Sunday, 13 November 2011

I'm bringing sexy back...

Last night @JillyBoyd linked me to rainymood.com, a site which makes you feel warm and cosy by playing the sounds of rain indefinitely from your computer's speakers. I left it on in the background and continued doing whatever the hell it was I was doing on the Internet. I can't remember what it was. It probably wasn't important. But listening to ther fake rain did help me feel a bit better. I gradually re-aligned, found my centre again. And I was browsing things I used to browse a year or so ago, wondering idly what happened to @drowningnight and @Nabokov_Junkie. I even found some of Naive London Girl's blog via the Web Archive. It took me back to easier times, as the rain went pitter-patter on my screen and I read back through things I'd already seen.

@notCatharine came online and we chatted for a while. The conversation peaked and troughed, but it ended up in laughter and thoughts of shared cuddles and sex, and when it was about ten past midnight, I decided I'd stayed up far too late. I bade my adieus, turned the rain off and undressed for bed.
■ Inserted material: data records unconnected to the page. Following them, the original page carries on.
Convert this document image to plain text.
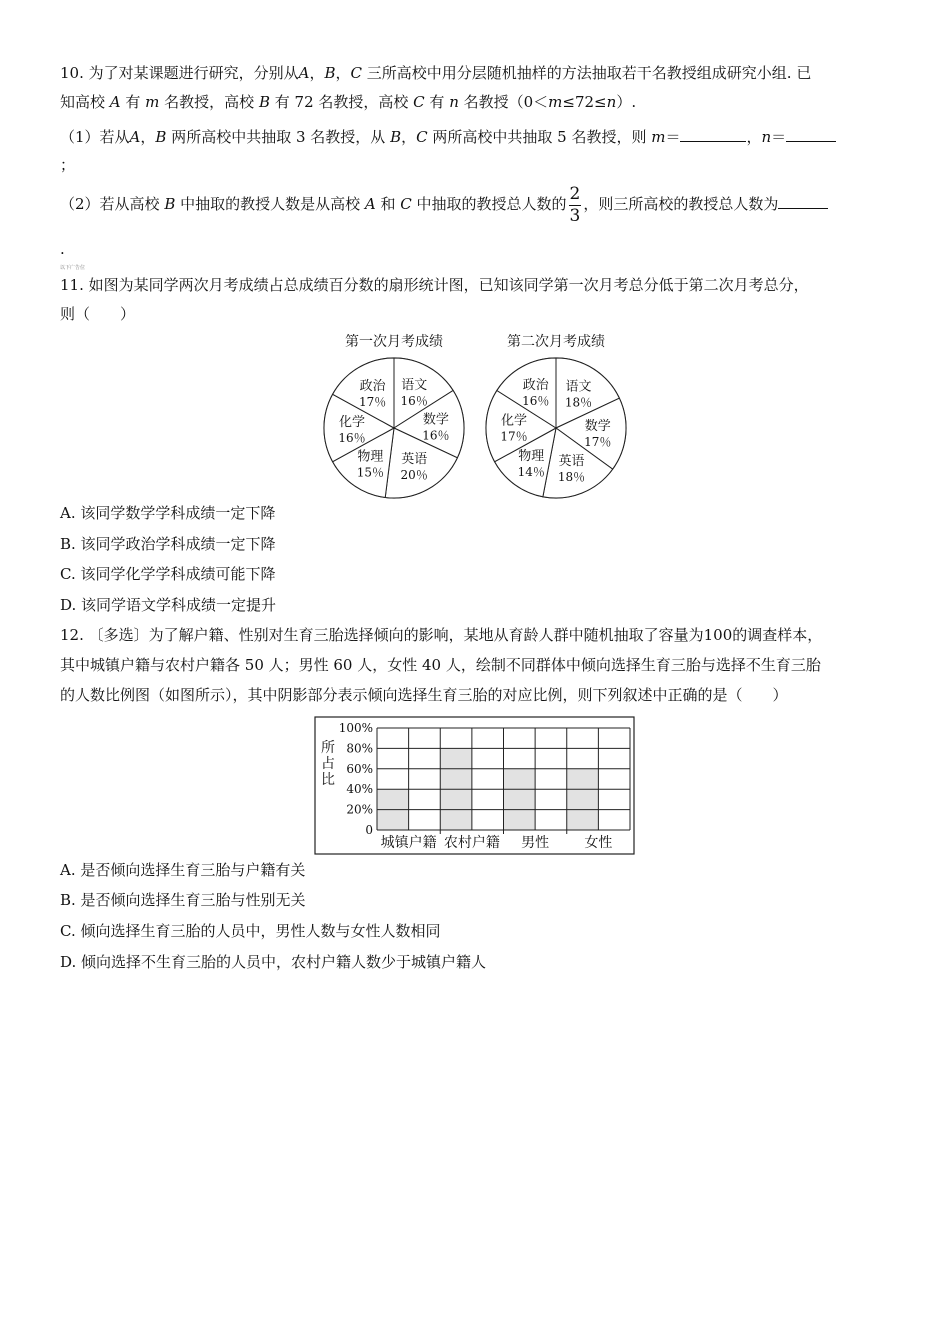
10. 为了对某课题进行研究，分别从A，B，C 三所高校中用分层随机抽样的方法抽取若干名教授组成研究小组. 已
知高校 A 有 m 名教授，高校 B 有 72 名教授，高校 C 有 n 名教授（0＜m≤72≤n）.
（1）若从A，B 两所高校中共抽取 3 名教授，从 B，C 两所高校中共抽取 5 名教授，则 m＝	，n＝
；
（2）若从高校 B 中抽取的教授人数是从高校 A 和 C 中抽取的教授总人数的 $\frac{2}{3}$ ，则三所高校的教授总人数为
.
以下广告位
11. 如图为某同学两次月考成绩占总成绩百分数的扇形统计图，已知该同学第一次月考总分低于第二次月考总分，
则（　　）
第一次月考成绩
语文
16％
数学
16％
英语
20％
物理
15％
化学
16％
政治
17％
第二次月考成绩
语文
18％
数学
17％
英语
18％
物理
14％
化学
17％
政治
16％
A. 该同学数学学科成绩一定下降
B. 该同学政治学科成绩一定下降
C. 该同学化学学科成绩可能下降
D. 该同学语文学科成绩一定提升
12. 〔多选〕为了解户籍、性别对生育三胎选择倾向的影响，某地从育龄人群中随机抽取了容量为100的调查样本，
其中城镇户籍与农村户籍各 50 人；男性 60 人，女性 40 人，绘制不同群体中倾向选择生育三胎与选择不生育三胎
的人数比例图（如图所示），其中阴影部分表示倾向选择生育三胎的对应比例，则下列叙述中正确的是（　　）
0
20%
40%
60%
80%
100%
城镇户籍 农村户籍 男性	女性
所
占
比
A. 是否倾向选择生育三胎与户籍有关
B. 是否倾向选择生育三胎与性别无关
C. 倾向选择生育三胎的人员中，男性人数与女性人数相同
D. 倾向选择不生育三胎的人员中，农村户籍人数少于城镇户籍人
I lay back, a faint buzzing in my ears, feeling calm, feeling attuned to the world around me. I felt peaceful and serene on my soft bedsheets. My naked skin prickled and then lay still. I closed my eyes and wrapped my hand around my penis, which - to my amazement - was engorged. I'd obviously been ready for some time. I didn't need to do much else that required effort; my imagination worked by itself. Before too long I let my orgasm go. My stomach, chest and crotch ended up wet with cum...

I grabbed a tissue and cleaned up, crawled under my bedcovers and clutched Oxford to my chest. I let my thoughts go, closed my eyes and let myself drift. I fell off the world pretty soon afterwards, and when I awoke this morning, I felt nothing but thankful that it had been a dreamless slumber.

7 comments:

ladypandorah said...

I find this beautifully poetic. Nice one, ILB.

LP x

Anonymous said...

Something has changed in the way you write. It has become flawless in thoughts and all.

J. Alfred Prufrock said...

@ Anonymous, exactly! Leaves you with a curious frown.
What does it mean!

Anonymous said...

I got married and had a baby! But I still read your blog ILB. Regards, Drowning.

jesuislafeeverte said...

Nabokov_Junkie here!
There was a bit of an issue with relatives tracking down my blog, I'm still blogging but it's wordpress users invitation only but I have another general non-personal one.

@Drowning- Seriously? Really wouldn't have seen that coming but congratulations on both! I miss your blog :(

Anonymous said...

Ha ha neither did I. Guess that's what happens when you are making other plans. And you can always add me on FB if you miss my words of wisdom :P

Innocent Loverboy said...

Well, I guess that answers those questions. Nice to see both you girls are still alive and all. If slightly changed from how I remember you...

Thank you, lovely LP, Anonymous, and of course, Prufrock. I don't know if my writing has changed too much. Maybe it's just this post? Or have I been more whimsical or fluid of late? I don't know. My early posts were choppier and disjointed, but like most people, I think I'm at my best when loose.

I don't know, though. Posts I've been writing the later half of this year have had an ending in mind - a point I've been trying to make or a story I've been trying to tell. Or a punchline, of course. I like to use as many words as I can while heading for them, but I reach them in the end. Is that a change? I don't know. It's not something I've consciously tried to do.

But, as the above girls have proved, sometimes... people just change.